Posthumous Philip Seymour Hoffman Buzz Reveals: Big Estates Have A Life Of Their Own

Posthumous Philip Seymour Hoffman Buzz Reveals: Big Estates Have A Life Of Their Own

When I heard Philip Seymour Hoffman was making waves again in the estate planning community, the surprise was short-lived. 

Granted, the star died in 2014 and while there were hints that his exit was complicated, he left a capable girlfriend behind to take care of his kids and guard his professional legacy.

We all got on with everyday developments in our own lives. But for his nearest and dearest, that kind of easy closure took time. Arguably it takes a lifetime.

Even on the purely financial level, it can take years for a big estate to settle, distributing all the property and resolving all the executors' duties. 

For people like Hoffman who accumulate recurring income or intellectual property -- the movie residuals -- the process may never really end without active effort to liquidate those trailing assets and obligations or wind them down.

And that's when the estate plan is relatively well structured. When there are question marks or outright dissent, the lawsuits can simmer for decades.

That's why it's good news to hear that Hoffman's estate has reached the point where we can really weigh in on what worked and how other people's clients could do better.

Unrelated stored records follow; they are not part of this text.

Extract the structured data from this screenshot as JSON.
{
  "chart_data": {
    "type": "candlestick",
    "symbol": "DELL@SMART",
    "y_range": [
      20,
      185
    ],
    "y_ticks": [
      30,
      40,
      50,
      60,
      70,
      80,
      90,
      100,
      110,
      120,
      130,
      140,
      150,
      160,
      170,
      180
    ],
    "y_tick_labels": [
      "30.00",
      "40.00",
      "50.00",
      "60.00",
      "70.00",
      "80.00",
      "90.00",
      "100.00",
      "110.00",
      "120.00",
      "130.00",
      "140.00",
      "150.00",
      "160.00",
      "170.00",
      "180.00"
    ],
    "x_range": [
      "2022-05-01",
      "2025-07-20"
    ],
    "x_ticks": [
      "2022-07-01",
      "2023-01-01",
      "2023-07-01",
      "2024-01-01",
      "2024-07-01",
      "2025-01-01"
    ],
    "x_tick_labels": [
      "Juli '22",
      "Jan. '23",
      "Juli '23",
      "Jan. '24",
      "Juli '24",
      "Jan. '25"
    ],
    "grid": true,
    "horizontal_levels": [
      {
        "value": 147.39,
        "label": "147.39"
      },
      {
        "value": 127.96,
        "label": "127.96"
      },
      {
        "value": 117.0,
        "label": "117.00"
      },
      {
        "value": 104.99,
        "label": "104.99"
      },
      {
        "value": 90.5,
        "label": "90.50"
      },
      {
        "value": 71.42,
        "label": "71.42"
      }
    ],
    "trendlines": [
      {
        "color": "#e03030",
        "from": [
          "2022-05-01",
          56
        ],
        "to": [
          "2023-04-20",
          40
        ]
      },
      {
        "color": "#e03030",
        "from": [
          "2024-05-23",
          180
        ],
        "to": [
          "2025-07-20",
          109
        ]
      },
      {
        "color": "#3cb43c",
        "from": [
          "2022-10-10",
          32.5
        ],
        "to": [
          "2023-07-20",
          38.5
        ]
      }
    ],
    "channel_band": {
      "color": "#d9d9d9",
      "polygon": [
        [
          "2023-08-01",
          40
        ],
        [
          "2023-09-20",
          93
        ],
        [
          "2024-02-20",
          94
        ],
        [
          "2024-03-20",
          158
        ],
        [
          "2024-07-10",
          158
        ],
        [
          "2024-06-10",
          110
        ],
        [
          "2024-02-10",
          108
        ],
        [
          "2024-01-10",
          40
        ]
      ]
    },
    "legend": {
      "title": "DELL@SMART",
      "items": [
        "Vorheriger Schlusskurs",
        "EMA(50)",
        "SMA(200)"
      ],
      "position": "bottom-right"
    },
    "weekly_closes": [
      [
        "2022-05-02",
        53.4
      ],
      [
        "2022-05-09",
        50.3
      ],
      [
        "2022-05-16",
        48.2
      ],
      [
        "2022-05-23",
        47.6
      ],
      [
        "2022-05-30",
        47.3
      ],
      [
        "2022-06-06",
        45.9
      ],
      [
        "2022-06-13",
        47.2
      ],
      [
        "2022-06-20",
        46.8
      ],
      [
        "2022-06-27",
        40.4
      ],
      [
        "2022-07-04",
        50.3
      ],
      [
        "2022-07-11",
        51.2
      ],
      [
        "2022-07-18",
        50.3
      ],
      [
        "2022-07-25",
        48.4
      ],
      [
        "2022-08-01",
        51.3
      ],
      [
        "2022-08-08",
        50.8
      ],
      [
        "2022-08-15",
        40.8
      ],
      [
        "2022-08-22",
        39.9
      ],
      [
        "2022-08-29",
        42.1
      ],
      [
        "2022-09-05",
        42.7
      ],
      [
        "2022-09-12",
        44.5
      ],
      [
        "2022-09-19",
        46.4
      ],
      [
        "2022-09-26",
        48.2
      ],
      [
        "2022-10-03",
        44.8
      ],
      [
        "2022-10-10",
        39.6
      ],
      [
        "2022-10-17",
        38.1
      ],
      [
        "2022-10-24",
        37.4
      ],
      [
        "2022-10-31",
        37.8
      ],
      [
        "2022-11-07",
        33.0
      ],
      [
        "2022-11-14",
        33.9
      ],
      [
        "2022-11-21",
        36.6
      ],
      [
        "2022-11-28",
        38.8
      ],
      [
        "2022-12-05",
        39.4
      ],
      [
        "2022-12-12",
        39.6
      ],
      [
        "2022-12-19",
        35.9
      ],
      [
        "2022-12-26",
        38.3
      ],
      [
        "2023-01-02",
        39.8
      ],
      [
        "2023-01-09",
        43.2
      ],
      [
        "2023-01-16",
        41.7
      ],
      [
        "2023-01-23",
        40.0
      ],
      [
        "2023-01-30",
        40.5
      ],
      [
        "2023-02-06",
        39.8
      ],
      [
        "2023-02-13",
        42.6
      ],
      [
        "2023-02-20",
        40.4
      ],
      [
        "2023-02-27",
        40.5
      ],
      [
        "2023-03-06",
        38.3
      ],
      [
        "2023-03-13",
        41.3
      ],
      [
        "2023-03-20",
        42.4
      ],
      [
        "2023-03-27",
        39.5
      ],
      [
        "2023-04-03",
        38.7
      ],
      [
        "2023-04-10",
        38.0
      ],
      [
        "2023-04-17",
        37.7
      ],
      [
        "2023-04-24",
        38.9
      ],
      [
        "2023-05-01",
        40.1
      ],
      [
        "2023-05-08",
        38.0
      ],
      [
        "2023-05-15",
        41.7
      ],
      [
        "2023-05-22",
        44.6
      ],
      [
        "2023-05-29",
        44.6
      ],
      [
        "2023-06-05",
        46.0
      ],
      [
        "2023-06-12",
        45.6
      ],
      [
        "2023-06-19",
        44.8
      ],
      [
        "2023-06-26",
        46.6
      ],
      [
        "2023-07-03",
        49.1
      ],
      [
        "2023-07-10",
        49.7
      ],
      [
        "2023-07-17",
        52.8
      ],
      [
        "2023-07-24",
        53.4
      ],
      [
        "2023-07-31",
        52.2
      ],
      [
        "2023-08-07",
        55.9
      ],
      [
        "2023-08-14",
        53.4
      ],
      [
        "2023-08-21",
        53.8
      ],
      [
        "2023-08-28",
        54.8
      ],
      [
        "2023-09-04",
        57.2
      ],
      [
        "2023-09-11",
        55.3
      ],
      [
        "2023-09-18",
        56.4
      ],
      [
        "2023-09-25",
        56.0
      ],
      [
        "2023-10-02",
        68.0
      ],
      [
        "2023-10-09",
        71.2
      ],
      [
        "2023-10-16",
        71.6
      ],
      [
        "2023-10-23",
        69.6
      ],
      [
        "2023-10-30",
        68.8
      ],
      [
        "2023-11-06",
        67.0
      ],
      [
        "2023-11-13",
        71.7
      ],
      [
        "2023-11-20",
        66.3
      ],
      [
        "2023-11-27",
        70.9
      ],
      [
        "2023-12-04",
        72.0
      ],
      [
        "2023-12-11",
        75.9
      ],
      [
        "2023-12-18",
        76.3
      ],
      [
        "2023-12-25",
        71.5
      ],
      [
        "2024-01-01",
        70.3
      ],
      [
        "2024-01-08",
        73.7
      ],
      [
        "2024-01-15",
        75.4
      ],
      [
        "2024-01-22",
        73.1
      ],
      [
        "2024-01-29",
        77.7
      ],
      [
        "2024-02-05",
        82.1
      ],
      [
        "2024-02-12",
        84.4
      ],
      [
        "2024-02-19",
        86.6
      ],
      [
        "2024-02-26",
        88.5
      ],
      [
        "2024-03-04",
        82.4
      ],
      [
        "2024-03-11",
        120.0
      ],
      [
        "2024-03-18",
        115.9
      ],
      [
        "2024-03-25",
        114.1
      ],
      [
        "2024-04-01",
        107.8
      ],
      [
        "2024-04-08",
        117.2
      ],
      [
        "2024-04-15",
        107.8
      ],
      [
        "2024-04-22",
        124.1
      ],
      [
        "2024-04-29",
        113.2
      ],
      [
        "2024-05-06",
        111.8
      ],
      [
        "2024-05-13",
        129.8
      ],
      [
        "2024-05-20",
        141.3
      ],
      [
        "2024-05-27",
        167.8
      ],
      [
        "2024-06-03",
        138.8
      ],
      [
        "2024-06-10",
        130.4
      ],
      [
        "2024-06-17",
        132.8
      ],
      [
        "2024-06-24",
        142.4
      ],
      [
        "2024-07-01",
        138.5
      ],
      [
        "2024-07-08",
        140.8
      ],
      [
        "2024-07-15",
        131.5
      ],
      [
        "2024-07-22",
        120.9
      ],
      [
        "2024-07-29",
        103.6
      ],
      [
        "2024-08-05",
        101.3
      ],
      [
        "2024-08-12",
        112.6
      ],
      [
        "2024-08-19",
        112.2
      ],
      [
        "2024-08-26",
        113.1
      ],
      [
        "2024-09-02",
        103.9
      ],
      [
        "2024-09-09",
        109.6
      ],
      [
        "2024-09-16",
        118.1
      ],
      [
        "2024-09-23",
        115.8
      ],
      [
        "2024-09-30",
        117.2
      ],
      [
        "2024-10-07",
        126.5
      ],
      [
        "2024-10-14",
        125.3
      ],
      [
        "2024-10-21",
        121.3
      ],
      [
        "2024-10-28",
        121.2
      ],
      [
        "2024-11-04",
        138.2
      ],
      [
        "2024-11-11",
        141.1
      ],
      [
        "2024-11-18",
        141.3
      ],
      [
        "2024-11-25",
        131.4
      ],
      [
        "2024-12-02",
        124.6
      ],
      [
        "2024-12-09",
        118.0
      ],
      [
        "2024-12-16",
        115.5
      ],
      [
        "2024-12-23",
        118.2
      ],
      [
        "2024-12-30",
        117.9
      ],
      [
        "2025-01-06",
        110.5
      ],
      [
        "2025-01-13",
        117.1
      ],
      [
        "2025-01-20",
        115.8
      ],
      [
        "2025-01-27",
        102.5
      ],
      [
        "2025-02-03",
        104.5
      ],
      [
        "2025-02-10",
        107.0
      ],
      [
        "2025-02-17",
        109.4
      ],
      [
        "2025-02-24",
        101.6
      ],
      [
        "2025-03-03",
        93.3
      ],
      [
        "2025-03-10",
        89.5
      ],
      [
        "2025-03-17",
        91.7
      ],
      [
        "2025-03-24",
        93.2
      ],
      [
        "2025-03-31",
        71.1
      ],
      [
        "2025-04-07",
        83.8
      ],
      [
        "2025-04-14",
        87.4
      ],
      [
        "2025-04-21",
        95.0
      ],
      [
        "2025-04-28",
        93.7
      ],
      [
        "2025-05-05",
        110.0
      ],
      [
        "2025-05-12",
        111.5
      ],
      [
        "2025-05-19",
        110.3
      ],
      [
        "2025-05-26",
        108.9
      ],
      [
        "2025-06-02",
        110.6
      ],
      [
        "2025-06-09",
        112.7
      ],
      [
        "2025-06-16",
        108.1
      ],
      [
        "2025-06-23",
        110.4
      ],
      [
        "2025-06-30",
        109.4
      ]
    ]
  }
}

It turns out that he left a substantial $35 million behind and wrote a will assigning ownership of that wealth to his longtime romantic partner, the mother of his children. While that solution wasn't perfect -- because they weren't married, Hoffman's money didn't pass on tax-free, for example -- the outcome was still a lot better than it could've been.

And that's the outcome that fit the way he lived. He wasn't into married life. There was no putting a price tag on that, no matter how high the millions ramped up.

Likewise, he wasn't into making sure the couple's three kids would inherit every possible cent that the tax code allows. He knew their mother would use the money to look out for them. That's it. No dynastic ambition, zero effort to manipulate their lives from beyond the grave.

The decisions carry costs, it's true. Forgoing the unlimited marital deduction reduces the risk-free Treasury interest the family money could have generated from a cozy $1 million to "only" $700,000 a year without touching the principal.

If the family can manage to live on that scale, the kids may ultimately inherit $4 million apiece at current tax rates when their mother dies, assuming of course that there's still an estate tax at that hopefully far-off date.

That's where the unmarried partners really take a hit. His estate paid to pass on the wealth to her. Under today's rules, she pays again to pass it to the kids, reducing the ultimate inheritance by 65% in two steps and stomaching a drag on current income meanwhile.

At this level of wealth, it arguably doesn't matter. The kids should be comfortable either way. 

But for mere mega-millionaires, it makes a big difference in terms of the lifestyle the survivors can support. In these cases, it's probably worth at least exploring a deathbed marriage if there's time.

Hoffman didn't give the family time and probably felt strongly enough about the institution to pay the extra tax. For others, the dollar signs may provoke second thoughts. 

The point is that every family is different and obeys its own organic calculus of cash versus non-economic priorities. While legal channels exist to let the deceased relative weigh in on that calculus, not everyone chooses to wield the dead hand. 

Hoffman apparently wanted the kids to travel. I get the feeling they would've done that either way. They have their whole lives ahead of them. I hope they do great things.

Maybe that's the key to truly dynastic planning. People come and go, playing roles and nudging the structure in the directions their personalities and personal goals dictate. The money follows its own path, and if they intersect, the advisors earn their fees.